На Малой сцене Александринского театра молодой режиссер Олег Еремин поставил спектакль под лабораторным названием "Вампилов. Пьесы". За попыткой сообщить классике XX века актуальный формат следила ЕЛЕНА ГЕРУСОВА.

Экспериментальные работы молодых режиссеров Александринка, как и прежде, показывает в историческом здании, на уровне пятого яруса. Предписанная им современная сцена во дворах Фонтанки до сих пор не построена. "Вампилов. Пьесы" — второй спектакль режиссера Олег Еремина, сделанный над уровнем императорской сцены. Он дебютировал здесь постановкой "Муха" по одноименному стихотворению Бродского и "Цокотухе" Чуковского. На этот раз под объединение попали сам Вампилов и его недописанный герой из пьесы "Несравненный Наконечников", найденной на столе драматурга после его смерти.

Когда публику партиями привозят на лифте на Малую сцену, Наконечников уже сидит в зале. Сцена отсечена белым экраном. На него транслируется цитата из "Исповеди начинающего", довольно сатирического вампиловского психологического этюда: "Человек, раз напечатавший где-нибудь рассказ или стихотворение, уже никогда не остановится писать. Это невозможно, так же как невозможно дураку перестать валять дурака". Выхваченные из контекста эти слова действительно могут быть и исповедью писателя, но все же и жалобой графомана. В спектакле они сопровождают историю парикмахера, случайно осознавшего себя драматургом.

Постановка Олега Еремина, начинающаяся как клинический анализ проблем авторства — не в юридическом, а в психологическом, понятно, смысле, в итоге тему не развивает. А как-то исключительно запутывает. Справедливости ради, в спектакле есть и доведенная до фантасмагории нота трагизма и нелепости обыденной жизни. И концентрированный до притчевости быт. Простые и красивые метафоры. К примеру, алхимии творчества: в стеклянных объемах в химическом растворе из пустоты на белых листах бумаги проявляются четкие человеческие портреты.
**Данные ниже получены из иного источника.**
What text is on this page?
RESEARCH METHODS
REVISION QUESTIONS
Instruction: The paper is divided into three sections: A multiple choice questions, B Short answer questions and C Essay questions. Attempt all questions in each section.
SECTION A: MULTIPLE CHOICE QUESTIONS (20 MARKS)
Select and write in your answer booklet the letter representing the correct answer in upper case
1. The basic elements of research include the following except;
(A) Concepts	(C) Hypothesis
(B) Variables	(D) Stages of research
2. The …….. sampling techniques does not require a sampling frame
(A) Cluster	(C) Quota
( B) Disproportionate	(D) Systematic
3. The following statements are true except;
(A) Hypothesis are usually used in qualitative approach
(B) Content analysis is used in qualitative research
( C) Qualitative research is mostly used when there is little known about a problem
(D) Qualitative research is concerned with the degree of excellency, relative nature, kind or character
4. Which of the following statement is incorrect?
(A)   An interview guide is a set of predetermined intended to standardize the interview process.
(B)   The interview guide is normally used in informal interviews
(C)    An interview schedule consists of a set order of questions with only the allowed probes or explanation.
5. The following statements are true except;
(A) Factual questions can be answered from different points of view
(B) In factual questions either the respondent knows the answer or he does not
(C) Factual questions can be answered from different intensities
Но концы с концами в "Вампилове" все же не сходятся. Фигура Автора оказывается нужна режиссеру вовсе не для анализа, а вполне с утилитарной целью — связать одноактовки в единое повествование. В программке спектакль поделен на три части. Первую назвали "Наконечников". На узенькой полоске авансцены в белом клиническом пространстве парикмахерской (сценография Александра Мохова) несколько аутичный парикмахер (Андрей Матюков) чуть не впервые слышит от прячущегося от поклонницы певца, что есть такая, довольно простая, профессия — драматург. И c ходу сочиняет две хорошие (все-таки вампиловские) пьесы. В истории литературы бремя авторства, неожиданно обрушившееся на человека,— это даже нормально. Но для театра интереснее другое, к примеру, а каково жить человеку с таким даром. Конечно, вполне замечателен и врывающийся в стерильную парикмахерскую безумный мир. Особенно хорош явившийся побриться Лохов со складной табуреточкой на шее и бумажным пакетом на голове. Эта роль Виктора Смирнова — отдельная удача, из скопления бытовых, немного грубых деталей актер собирает даже не гротескный, какой-то сюрреалистический образ.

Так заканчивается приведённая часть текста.